As is clear from the above, in the present invention, the pressure switch can be turned on and off separately at two predetermined pressure values, low pressure and high pressure. , the position of the contact holder can be changed according to a predetermined pressure value, and accurate switching operation can be obtained. Since the contact holder is held on the operating shaft via a member having spring characteristics, the so-called chattering phenomenon of the switch does not occur.
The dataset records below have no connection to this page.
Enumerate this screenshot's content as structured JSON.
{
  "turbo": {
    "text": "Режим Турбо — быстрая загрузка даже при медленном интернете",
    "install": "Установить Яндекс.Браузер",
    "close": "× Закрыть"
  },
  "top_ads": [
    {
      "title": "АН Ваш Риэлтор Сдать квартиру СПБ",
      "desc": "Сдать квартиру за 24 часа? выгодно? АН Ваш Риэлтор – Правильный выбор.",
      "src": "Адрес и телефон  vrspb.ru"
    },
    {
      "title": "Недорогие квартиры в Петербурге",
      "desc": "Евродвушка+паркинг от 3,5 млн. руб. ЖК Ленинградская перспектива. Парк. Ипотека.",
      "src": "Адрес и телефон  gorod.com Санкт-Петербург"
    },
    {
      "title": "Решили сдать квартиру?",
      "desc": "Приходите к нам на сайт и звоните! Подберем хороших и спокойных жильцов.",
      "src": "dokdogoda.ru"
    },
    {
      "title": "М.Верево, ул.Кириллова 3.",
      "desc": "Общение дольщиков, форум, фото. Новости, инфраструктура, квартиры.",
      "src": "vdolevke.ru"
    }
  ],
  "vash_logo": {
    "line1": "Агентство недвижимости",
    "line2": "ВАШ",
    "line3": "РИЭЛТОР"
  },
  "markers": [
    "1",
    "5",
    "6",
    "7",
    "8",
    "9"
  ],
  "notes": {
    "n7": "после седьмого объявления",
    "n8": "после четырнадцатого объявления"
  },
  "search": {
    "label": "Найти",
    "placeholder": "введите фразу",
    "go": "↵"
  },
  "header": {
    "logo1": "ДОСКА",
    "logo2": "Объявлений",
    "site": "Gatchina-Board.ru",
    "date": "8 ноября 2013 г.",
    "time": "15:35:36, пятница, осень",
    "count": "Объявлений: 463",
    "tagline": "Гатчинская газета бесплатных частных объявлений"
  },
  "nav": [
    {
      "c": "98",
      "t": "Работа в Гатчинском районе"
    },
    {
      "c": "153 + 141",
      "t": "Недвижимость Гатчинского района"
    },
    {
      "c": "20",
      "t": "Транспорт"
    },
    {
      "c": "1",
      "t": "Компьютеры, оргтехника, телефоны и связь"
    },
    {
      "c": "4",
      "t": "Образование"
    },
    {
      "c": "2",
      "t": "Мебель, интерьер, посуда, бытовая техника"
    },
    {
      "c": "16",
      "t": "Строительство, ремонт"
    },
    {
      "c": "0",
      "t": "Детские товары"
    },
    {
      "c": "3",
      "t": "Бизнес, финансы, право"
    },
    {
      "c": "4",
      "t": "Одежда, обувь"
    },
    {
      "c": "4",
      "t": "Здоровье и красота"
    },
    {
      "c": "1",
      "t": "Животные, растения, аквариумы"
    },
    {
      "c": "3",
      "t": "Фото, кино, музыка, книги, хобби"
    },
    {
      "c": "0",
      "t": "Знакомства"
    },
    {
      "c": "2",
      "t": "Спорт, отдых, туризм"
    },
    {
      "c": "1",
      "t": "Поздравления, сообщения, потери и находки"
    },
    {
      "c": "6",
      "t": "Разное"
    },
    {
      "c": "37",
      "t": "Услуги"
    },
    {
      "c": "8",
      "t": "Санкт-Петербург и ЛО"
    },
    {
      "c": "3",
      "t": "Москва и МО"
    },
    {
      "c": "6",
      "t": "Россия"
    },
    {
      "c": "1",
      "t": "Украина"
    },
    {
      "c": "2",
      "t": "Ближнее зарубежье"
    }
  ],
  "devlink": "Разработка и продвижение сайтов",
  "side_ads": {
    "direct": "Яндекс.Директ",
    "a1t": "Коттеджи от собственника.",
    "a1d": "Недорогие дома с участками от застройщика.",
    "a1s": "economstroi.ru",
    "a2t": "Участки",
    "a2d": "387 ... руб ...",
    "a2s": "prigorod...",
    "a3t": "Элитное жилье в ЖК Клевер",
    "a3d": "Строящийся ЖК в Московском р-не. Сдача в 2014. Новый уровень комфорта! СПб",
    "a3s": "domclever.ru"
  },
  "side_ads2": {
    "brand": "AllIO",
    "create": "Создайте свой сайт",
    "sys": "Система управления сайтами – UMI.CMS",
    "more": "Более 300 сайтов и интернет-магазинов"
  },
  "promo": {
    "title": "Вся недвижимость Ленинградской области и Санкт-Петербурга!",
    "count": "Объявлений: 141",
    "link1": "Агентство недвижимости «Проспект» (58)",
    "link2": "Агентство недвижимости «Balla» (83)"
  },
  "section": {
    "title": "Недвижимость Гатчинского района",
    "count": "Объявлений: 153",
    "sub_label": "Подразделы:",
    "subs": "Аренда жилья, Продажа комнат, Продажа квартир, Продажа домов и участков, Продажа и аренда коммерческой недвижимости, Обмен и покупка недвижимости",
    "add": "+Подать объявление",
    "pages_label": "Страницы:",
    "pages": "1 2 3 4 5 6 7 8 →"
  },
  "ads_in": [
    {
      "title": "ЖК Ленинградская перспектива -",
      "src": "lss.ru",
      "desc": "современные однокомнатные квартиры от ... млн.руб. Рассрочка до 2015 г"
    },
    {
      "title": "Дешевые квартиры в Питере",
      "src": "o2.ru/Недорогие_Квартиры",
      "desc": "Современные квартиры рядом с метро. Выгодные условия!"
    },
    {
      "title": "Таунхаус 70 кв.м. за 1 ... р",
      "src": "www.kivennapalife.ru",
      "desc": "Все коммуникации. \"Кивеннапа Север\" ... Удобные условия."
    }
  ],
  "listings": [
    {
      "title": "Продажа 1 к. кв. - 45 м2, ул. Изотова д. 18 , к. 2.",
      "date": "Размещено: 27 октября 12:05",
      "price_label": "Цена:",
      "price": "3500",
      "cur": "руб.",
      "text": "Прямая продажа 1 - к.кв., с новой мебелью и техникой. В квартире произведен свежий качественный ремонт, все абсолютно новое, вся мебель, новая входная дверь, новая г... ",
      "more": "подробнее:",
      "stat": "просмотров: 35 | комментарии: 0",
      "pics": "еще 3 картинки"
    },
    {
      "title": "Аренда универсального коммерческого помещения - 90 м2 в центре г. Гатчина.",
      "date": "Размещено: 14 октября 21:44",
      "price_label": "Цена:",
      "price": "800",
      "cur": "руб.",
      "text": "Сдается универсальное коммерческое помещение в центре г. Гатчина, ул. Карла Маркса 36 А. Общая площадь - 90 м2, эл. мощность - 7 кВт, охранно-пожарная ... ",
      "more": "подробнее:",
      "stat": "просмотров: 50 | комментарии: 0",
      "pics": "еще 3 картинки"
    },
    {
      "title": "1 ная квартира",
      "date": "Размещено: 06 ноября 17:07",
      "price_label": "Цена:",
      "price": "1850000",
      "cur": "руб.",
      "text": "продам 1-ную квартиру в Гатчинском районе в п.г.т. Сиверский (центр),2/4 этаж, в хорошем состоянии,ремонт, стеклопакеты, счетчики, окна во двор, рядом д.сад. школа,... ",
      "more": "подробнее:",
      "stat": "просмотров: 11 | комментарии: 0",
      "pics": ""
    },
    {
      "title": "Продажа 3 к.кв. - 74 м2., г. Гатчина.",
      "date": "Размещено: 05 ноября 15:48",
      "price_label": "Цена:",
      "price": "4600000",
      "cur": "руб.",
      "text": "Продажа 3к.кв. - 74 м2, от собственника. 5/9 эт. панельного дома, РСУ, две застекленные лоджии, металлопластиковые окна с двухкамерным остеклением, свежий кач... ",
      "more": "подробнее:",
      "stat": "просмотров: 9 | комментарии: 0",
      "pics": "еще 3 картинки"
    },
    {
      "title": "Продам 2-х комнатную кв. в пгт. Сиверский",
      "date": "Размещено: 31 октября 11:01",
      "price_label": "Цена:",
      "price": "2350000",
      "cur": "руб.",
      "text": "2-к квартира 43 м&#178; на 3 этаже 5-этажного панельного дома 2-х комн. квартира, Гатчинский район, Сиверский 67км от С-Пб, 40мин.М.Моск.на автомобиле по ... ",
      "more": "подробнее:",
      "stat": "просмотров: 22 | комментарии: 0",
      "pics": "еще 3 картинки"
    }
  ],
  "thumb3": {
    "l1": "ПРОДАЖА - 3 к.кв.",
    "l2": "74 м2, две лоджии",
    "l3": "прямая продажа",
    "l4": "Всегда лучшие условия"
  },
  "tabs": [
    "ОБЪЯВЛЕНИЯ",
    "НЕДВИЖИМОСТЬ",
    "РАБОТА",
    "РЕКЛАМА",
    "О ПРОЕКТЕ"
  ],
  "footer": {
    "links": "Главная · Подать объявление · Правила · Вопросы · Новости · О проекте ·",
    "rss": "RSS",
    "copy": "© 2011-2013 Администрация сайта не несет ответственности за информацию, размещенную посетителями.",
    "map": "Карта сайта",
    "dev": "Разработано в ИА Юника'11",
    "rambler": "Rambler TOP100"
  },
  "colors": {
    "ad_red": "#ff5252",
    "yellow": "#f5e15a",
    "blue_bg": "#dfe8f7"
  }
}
[Brief explanation of drawings]

Fig. 1 is a piping diagram of a refrigeration cycle of an automobile air conditioning system using a pressure switch according to an example of the present invention, Fig. 2 is a sectional view of a pressure switch according to an example of the present invention, and Fig. 3 is a diagram of the piping around the movable contact holder. 4 is a partial sectional view of another embodiment. 5 is an exploded perspective view of parts around the contact holder of another example. 6 is pressure change and stroke of the operating shaft. Fig. 7 is a graph showing pressure changes and contact states, Fig. 8 is a sectional view showing the closed state of the pressure switch shown in Fig. 2, and Fig. 9 shows an example of a normally closed type pressure switch. FIG. In the diagram: 6...Pressure switch, 8...Inflow path, 1
6... Operating shaft, 17, 19... Spring, 2
6, 31...Contact, 29...Movable contact holder,
35, 35'...Connecting piece.

Claims (1)

[Scope of Claims] 1. A sliding piece reciprocably disposed within an internal space of a casing, a diaphragm having an outer peripheral end fixed to the casing and a central part fixed to the sliding piece, and the diaphragm being fixed to the sliding piece. The interior space of the casing is divided into a first chamber into which pressure is introduced and a second chamber in which the sliding piece is disposed, and a chamber which is fixed to the sliding piece and extends into the second space. a sleeve disposed slidably relative to the operating shaft; a first spring disposed between the sliding piece and the spring receiving stepped portion of the casing; a second spring disposed between the piece and the sleeve; a movable contact holder held on the operating shaft via a member having spring characteristics; a fixed contact held on the casing side; and the sleeve. a contact surface provided on the casing so as to face the sliding piece, and a sliding piece receiving stepped portion provided on the casing so as to face the sliding piece, and the liquid pressure is applied to the first chamber. When not acting, the dimension l ₁ between the sleeve and the abutment surface is smaller than the dimension (l ₂ ) between the sliding piece and the sliding piece receiving step, and the sliding piece A pressure switch characterized in that the movable contact holder is inverted when the movable contact holder comes into contact with the sliding piece receiving step. 2. The operating shaft has an annular groove in the upper part, and the movable contact holder has a pair of rising walls, and the member having spring characteristics is adapted to engage with the groove and the rising walls. The first feature is that
Pressure switch as described in section.